やわらかい

まだ幼さの残る柔らかい唇が触れる。添えられた手の温度はぬるくて、頬の熱が移ってしまいそうだから妙に気恥ずかしかった。お願いしたのは自分だった。
世司はお願いしたらしてしまうってこと、分かっていたはずなんだけども。
程なくして、子供のイタズラみたいなキスが離れる。

「あのさぁ……」

どんな表情をしていいかわからずに、顔を逸らした。視界の端に映る世司の顔は笑っているように見える。

「嫌だった?」
「……俺がお願いしたんだし。まさかすぐされるとは思わなかったけど」

世司は申し訳なさそうに眉を下げた。
正反対で眩しくて、ずっとずっと欲しいもの。それは欠けたピースを求めるのと似ているのかも、分からないけれど。
世司の片頬に手を伸ばして、むぎゅと掴む。

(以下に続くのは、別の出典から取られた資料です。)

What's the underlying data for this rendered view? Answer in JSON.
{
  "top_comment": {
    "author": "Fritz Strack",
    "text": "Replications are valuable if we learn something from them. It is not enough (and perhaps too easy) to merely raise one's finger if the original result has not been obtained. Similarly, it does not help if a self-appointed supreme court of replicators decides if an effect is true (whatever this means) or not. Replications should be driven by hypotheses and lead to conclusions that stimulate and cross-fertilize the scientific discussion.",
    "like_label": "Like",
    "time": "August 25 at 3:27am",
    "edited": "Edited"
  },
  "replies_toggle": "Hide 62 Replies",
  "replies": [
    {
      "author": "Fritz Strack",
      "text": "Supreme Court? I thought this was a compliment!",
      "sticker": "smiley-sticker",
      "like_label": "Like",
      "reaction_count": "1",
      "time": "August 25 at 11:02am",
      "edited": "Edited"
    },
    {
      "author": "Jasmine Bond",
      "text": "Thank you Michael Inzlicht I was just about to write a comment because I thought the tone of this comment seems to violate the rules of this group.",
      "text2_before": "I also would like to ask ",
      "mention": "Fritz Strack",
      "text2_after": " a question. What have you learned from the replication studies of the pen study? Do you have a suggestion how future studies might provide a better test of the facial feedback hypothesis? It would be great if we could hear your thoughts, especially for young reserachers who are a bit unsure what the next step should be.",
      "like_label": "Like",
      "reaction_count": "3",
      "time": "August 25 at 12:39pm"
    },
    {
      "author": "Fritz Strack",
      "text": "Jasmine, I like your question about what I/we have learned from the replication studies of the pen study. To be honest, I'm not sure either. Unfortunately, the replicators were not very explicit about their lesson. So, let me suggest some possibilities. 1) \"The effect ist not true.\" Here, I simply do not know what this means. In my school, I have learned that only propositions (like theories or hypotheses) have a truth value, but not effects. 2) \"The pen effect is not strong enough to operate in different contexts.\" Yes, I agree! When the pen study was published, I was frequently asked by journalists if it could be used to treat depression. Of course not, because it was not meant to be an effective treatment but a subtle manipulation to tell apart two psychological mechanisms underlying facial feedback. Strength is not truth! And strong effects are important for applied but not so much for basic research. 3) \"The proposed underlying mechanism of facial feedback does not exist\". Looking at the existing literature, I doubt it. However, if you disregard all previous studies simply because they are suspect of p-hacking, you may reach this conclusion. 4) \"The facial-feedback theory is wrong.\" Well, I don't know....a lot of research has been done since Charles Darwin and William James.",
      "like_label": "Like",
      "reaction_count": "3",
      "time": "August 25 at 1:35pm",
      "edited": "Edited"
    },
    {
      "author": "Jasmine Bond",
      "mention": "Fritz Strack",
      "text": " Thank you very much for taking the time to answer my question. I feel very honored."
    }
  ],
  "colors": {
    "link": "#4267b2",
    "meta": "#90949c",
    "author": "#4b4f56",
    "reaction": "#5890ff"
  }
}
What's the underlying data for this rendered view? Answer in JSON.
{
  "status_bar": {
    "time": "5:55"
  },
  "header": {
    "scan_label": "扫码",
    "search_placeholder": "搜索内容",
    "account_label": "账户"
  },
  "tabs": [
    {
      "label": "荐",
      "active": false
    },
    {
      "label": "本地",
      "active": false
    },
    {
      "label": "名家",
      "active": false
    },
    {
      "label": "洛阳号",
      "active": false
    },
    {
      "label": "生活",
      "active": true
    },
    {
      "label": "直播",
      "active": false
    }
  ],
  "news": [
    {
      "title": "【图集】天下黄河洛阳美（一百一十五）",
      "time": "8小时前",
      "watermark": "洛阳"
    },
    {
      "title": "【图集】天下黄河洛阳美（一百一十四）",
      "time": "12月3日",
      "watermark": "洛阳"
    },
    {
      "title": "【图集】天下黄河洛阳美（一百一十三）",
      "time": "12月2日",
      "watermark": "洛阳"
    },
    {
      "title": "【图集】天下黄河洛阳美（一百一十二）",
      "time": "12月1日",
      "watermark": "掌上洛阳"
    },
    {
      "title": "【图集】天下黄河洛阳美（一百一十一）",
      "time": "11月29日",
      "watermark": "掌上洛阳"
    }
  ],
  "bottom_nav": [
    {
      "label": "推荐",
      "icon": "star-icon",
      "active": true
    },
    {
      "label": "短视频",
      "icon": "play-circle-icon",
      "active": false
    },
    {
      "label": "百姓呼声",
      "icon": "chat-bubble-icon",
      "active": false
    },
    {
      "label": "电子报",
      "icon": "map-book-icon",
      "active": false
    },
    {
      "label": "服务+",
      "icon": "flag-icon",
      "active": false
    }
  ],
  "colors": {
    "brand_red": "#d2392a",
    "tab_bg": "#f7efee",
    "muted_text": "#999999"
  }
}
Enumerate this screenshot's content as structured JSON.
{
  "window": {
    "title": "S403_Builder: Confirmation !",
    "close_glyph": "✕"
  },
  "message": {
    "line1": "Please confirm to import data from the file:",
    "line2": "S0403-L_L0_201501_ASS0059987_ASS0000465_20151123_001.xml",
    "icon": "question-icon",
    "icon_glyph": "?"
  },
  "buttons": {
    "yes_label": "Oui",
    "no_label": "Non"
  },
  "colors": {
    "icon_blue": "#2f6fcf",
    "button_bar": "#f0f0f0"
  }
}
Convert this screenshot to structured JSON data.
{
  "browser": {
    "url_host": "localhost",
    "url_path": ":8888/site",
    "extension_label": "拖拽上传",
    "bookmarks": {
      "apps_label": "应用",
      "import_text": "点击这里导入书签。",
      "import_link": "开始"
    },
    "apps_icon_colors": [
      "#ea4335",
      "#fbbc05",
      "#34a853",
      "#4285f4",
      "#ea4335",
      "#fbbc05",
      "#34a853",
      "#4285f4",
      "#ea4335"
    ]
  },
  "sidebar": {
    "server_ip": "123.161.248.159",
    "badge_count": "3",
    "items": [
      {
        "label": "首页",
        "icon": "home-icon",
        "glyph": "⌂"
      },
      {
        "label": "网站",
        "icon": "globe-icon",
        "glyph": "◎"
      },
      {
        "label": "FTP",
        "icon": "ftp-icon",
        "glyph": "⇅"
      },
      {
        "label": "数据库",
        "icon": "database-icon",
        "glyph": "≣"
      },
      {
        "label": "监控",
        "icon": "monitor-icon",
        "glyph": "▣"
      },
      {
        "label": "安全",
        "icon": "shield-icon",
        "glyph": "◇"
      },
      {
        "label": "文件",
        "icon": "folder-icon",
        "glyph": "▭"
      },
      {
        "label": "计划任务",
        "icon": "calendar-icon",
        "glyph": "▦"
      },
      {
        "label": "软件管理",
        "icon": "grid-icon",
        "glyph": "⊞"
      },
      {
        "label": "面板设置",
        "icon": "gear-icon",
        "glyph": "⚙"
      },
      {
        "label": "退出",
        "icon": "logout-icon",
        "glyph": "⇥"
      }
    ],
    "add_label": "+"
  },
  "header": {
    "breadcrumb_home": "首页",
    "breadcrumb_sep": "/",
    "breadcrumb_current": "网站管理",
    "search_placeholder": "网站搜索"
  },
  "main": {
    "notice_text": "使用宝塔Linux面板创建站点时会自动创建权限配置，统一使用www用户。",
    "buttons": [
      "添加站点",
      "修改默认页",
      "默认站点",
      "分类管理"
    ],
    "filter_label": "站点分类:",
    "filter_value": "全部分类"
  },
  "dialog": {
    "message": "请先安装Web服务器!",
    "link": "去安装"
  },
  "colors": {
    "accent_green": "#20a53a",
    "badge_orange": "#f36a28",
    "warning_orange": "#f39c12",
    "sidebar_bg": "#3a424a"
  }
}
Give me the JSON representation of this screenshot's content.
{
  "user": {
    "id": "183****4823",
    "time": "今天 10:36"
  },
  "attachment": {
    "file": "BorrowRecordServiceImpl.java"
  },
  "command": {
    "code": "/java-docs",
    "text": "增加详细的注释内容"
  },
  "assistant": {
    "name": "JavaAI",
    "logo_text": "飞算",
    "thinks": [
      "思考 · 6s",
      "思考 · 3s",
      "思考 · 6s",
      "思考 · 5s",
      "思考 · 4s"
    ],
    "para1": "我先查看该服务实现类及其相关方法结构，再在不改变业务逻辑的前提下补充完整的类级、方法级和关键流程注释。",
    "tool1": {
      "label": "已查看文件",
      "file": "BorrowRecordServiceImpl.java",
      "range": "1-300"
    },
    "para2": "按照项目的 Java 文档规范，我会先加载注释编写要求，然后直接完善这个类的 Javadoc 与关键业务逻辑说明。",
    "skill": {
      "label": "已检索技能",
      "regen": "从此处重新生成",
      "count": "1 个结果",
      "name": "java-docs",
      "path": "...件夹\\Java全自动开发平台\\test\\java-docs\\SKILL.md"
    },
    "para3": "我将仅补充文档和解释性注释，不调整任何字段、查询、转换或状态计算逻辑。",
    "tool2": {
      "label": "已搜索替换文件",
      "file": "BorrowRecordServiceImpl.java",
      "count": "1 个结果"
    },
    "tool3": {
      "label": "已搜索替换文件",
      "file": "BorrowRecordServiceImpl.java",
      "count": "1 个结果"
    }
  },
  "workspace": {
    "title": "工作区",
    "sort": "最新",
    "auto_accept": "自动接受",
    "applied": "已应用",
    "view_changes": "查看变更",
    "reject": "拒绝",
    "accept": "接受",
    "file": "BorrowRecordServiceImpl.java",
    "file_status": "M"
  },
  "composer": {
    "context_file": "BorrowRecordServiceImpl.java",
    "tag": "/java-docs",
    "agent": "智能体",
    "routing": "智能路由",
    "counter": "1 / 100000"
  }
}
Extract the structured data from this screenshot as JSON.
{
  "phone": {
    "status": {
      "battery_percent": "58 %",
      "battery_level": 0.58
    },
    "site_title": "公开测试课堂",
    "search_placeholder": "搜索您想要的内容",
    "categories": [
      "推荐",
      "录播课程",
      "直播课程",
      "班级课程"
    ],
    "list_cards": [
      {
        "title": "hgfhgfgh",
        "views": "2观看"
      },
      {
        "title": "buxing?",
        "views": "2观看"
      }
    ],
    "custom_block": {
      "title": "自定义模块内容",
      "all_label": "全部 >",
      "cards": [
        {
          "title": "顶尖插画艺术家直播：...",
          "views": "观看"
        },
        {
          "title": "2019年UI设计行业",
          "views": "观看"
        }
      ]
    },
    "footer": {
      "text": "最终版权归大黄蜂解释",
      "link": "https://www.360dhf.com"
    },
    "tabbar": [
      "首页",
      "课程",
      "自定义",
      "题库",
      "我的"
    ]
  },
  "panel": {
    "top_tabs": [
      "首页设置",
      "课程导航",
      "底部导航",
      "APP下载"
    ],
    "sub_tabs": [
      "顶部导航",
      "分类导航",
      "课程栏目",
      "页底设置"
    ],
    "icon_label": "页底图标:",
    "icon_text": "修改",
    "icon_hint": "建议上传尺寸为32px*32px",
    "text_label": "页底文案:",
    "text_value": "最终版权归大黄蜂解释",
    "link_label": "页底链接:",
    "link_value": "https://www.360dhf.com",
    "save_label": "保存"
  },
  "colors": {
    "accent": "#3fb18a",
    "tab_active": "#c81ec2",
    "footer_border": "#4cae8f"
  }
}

驚いた顔でこちらを見つめるので、おかしくて鼻で笑ってやる。

「いひゃいよ」
「変な顔」
「帳がしてるんじゃん」
「そうだね」

手を離そうとすると、世司が徐に俺の頬に手を伸ばして同じように引っ張った。それは皮が伸びるだけで、痛くはない。世司が口の端を上げた。

「変な顔」
「そうかも」
「痛い?」
「全然」

そうして変だねってふたりして笑う。変化なんかなくたっていいから、世司がこの頬っぺたみたいにずっと柔らかくありますように。